Puppet Master: And can you offer me proof of your existence? How can you, when neither modern science nor philosophy can explain what life is?
Major Motoko Kusanagi: I mean, have you ever actually seen your brain?
Puppet Master: I refer to myself as an intelligent life form because I am sentient and I am able to recognize my own existence, but in my present state I am still incomplete. I lack the most basic processes inherent in all living organisms: reproducing and dying.
- Ghost in the Shell, 1995

Cyberspace and Social Interaction

Already today the internet is a place where anonymity and a sense of freedom from the normal rules of social interaction can lead to serious problems. How will it be once social interaction within the net becomes direct and sensory?

In the sci-fi adventure series Sword Art Online (2009), a group of people is trapped in the virtual space of an MMO game. A bug in the network connection results in the death of the physical user when the virtual avatar dies. Some players abuse this glitch and become serial killers – convinced that under these conditions, they are not committed to a moral code and that in fact they are not committing murders.

Cyberspace as Information Source

One of the most useful features of today’s smartphones is the ability to connect anytime and anywhere to the internet and search for information.

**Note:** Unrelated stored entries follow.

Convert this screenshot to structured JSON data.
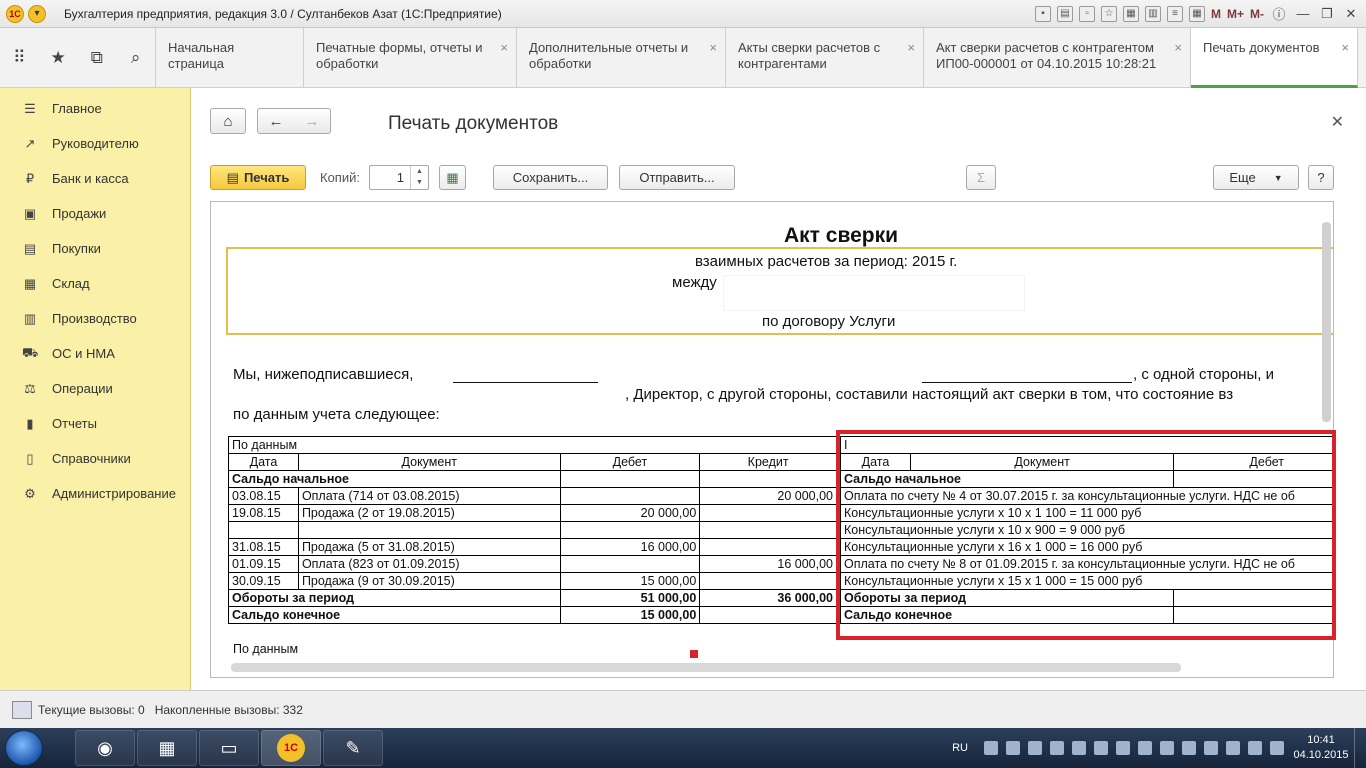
{
  "window": {
    "title": "Бухгалтерия предприятия, редакция 3.0 / Султанбеков Азат  (1С:Предприятие)",
    "title_icons": [
      "save-icon",
      "print-icon",
      "preview-icon",
      "favorite-icon",
      "bookmark-icon",
      "calendar-icon",
      "notes-icon",
      "calculator-icon"
    ],
    "m_buttons": [
      "M",
      "M+",
      "M-"
    ]
  },
  "tabs": [
    {
      "label": "Начальная страница",
      "closable": false
    },
    {
      "label": "Печатные формы, отчеты и обработки",
      "closable": true
    },
    {
      "label": "Дополнительные отчеты и обработки",
      "closable": true
    },
    {
      "label": "Акты сверки расчетов с контрагентами",
      "closable": true
    },
    {
      "label": "Акт сверки расчетов с контрагентом ИП00-000001 от 04.10.2015 10:28:21",
      "closable": true
    },
    {
      "label": "Печать документов",
      "closable": true,
      "active": true
    }
  ],
  "sidebar": {
    "items": [
      {
        "label": "Главное",
        "icon": "menu-icon"
      },
      {
        "label": "Руководителю",
        "icon": "trend-icon"
      },
      {
        "label": "Банк и касса",
        "icon": "ruble-icon"
      },
      {
        "label": "Продажи",
        "icon": "sales-icon"
      },
      {
        "label": "Покупки",
        "icon": "cart-icon"
      },
      {
        "label": "Склад",
        "icon": "warehouse-icon"
      },
      {
        "label": "Производство",
        "icon": "production-icon"
      },
      {
        "label": "ОС и НМА",
        "icon": "truck-icon"
      },
      {
        "label": "Операции",
        "icon": "operations-icon"
      },
      {
        "label": "Отчеты",
        "icon": "reports-icon"
      },
      {
        "label": "Справочники",
        "icon": "books-icon"
      },
      {
        "label": "Администрирование",
        "icon": "gear-icon"
      }
    ]
  },
  "page": {
    "title": "Печать документов",
    "print_label": "Печать",
    "copies_label": "Копий:",
    "copies_value": "1",
    "save_label": "Сохранить...",
    "send_label": "Отправить...",
    "more_label": "Еще",
    "help_label": "?"
  },
  "document": {
    "title": "Акт сверки",
    "subtitle": "взаимных расчетов за период: 2015 г.",
    "between": "между",
    "contract": "по договору Услуги",
    "intro_line1_a": "Мы,  нижеподписавшиеся,",
    "intro_line1_b": ",  с  одной  стороны,  и",
    "intro_line2": ", Директор, с другой стороны, составили настоящий акт сверки в том, что состояние вз",
    "intro_line3": "по данным учета следующее:",
    "left_header": "По данным",
    "right_header": "I",
    "columns_left": [
      "Дата",
      "Документ",
      "Дебет",
      "Кредит"
    ],
    "columns_right": [
      "Дата",
      "Документ",
      "Дебет"
    ],
    "opening": "Сальдо начальное",
    "turnover": "Обороты за период",
    "closing": "Сальдо конечное",
    "rows": [
      {
        "date": "03.08.15",
        "doc": "Оплата (714 от 03.08.2015)",
        "debit": "",
        "credit": "20 000,00",
        "right": "Оплата по счету № 4 от 30.07.2015 г. за консультационные услуги. НДС не об"
      },
      {
        "date": "19.08.15",
        "doc": "Продажа (2 от 19.08.2015)",
        "debit": "20 000,00",
        "credit": "",
        "right": "Консультационные услуги х 10 х 1 100 = 11 000 руб"
      },
      {
        "date": "",
        "doc": "",
        "debit": "",
        "credit": "",
        "right": "Консультационные услуги х 10 х 900 = 9 000 руб"
      },
      {
        "date": "31.08.15",
        "doc": "Продажа (5 от 31.08.2015)",
        "debit": "16 000,00",
        "credit": "",
        "right": "Консультационные услуги х 16 х 1 000 = 16 000 руб"
      },
      {
        "date": "01.09.15",
        "doc": "Оплата (823 от 01.09.2015)",
        "debit": "",
        "credit": "16 000,00",
        "right": "Оплата по счету № 8 от 01.09.2015 г. за консультационные услуги. НДС не об"
      },
      {
        "date": "30.09.15",
        "doc": "Продажа (9 от 30.09.2015)",
        "debit": "15 000,00",
        "credit": "",
        "right": "Консультационные услуги х 15 х 1 000 = 15 000 руб"
      }
    ],
    "turnover_debit": "51 000,00",
    "turnover_credit": "36 000,00",
    "closing_debit": "15 000,00",
    "footer": "По данным"
  },
  "status": {
    "current_calls": "Текущие вызовы: 0",
    "accumulated_calls": "Накопленные вызовы: 332"
  },
  "taskbar": {
    "lang": "RU",
    "time": "10:41",
    "date": "04.10.2015",
    "apps": [
      "chrome-icon",
      "calculator-icon",
      "explorer-icon",
      "1c-icon",
      "paint-icon"
    ],
    "app_1c_label": "1С"
  },
  "colors": {
    "sidebar_bg": "#faf0a8",
    "accent_green": "#4aa247",
    "print_button": "#f5c93d",
    "highlight_red": "#d9222a",
    "doc_border_yellow": "#e0c24a"
  }
}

What if, however, one day the internet and cyberspace become our sole sources of information? What if schools become redundant and all information can be gathered from a common data source? And even worse, what if this data source is controlled and censored by someone?
Cyberspace can be a dangerous place, where only a fool trusts unverified sources. This is especially true in the case of “official” sources, which may contain layers upon layers of misleading and false data covering the real truth. Here is where hackers come into play, breaking through firewalls, stealing valuable data, and revealing the truth to the public – or selling corporate secrets to those willing to pay.

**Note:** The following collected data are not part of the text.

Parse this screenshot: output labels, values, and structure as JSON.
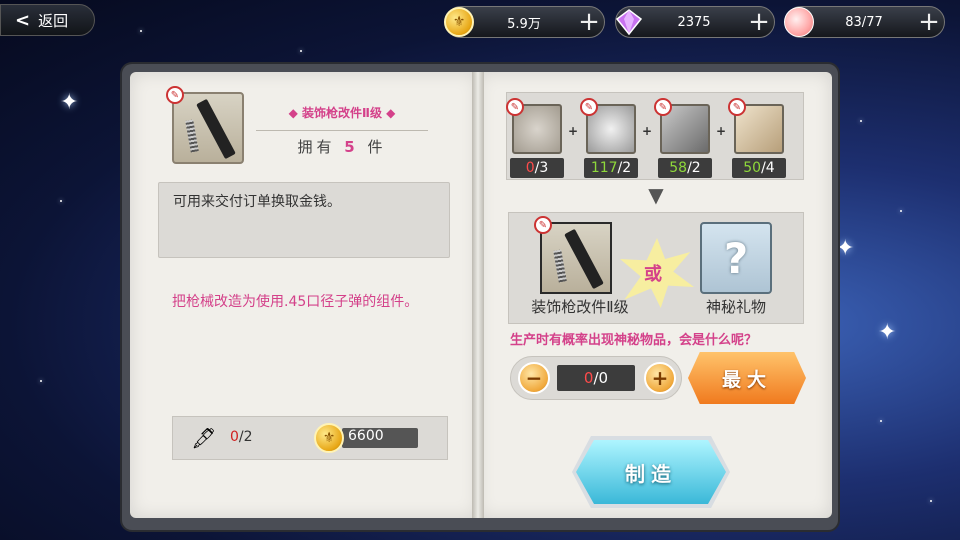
{
  "top": {
    "back_label": "返回",
    "resources": [
      {
        "icon": "coin-icon",
        "value": "5.9万"
      },
      {
        "icon": "gem-icon",
        "value": "2375"
      },
      {
        "icon": "peach-icon",
        "value": "83/77"
      }
    ]
  },
  "item": {
    "name": "装饰枪改件Ⅱ级",
    "owned_prefix": "拥有",
    "owned_count": "5",
    "owned_suffix": "件",
    "description": "可用来交付订单换取金钱。",
    "note": "把枪械改造为使用.45口径子弹的组件。",
    "order_have": "0",
    "order_total": "/2",
    "gold_cost": "6600"
  },
  "materials": [
    {
      "have": "0",
      "need": "/3",
      "sufficient": false
    },
    {
      "have": "117",
      "need": "/2",
      "sufficient": true
    },
    {
      "have": "58",
      "need": "/2",
      "sufficient": true
    },
    {
      "have": "50",
      "need": "/4",
      "sufficient": true
    }
  ],
  "result": {
    "or_label": "或",
    "main_label": "装饰枪改件Ⅱ级",
    "mystery_label": "神秘礼物",
    "hint": "生产时有概率出现神秘物品，会是什么呢？"
  },
  "quantity": {
    "current": "0",
    "max_text": "/0",
    "minus": "−",
    "plus": "+",
    "max_label": "最大"
  },
  "make_label": "制造"
}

Cyberspace, Surveillance and Privacy

In dystopian cyberpunk worlds there is always someone or something with the power and technology to monitor ordinary people – whether we’re talking about corporations, criminal syndicates, totalitarian governments, or freelance hackers. Acts that take place within the anonymous environment of the network turn out not to be private and anonymous at all.

The American sci-fi series Person of Interest (2011) tells a story involving “The Machine,” which constantly monitors all camera systems and recordings, phone calls, internet discussions, etc., and predicts potential crimes and acts of violence. The protagonists try to prevent these crimes from happening.

And then there are those who strive to control this system for their own benefit…

Cyberspace as Utopia

In many cyberpunk works, cyberspace offers an attractive alternative reality. It presents itself as a sort of utopia where the dreams, desires, and visions of its users are fulfilled.

“Rydell had a theory about virtual real estate. The smaller and cheaper the physical site of a given operation, the bigger and cheesier the web site. According to this theory Selwyn F.X. Tong, notary public, of Kowloon, was probably operating out of a rolled-up newspaper.“
- W. Gibson, All Tomorrow’s Parties (1999)

Cyberspace can be a place for everyone – even those at the bottom of society – to live out their dreams and desires. A large, modern flat full of luxurious possessions, an aesthetically perfected version of one’s own body – in cyberspace, these are easy to achieve, while in dystopian physical reality, only the highest classes can afford them.

Cyberspace can also be the source of all the information and technology one might need. It can allow for unrestricted creativity and self-realization. It can serve as the digital infosphere of humanity. Even a man without education and finances can become a user or a hacker and drink from the collective treasury of knowledge – learn, travel, and even create new content.

Here again we find cyberspace in contrast with the dystopian reality of physical world. Is cyberspace the forthcoming utopia?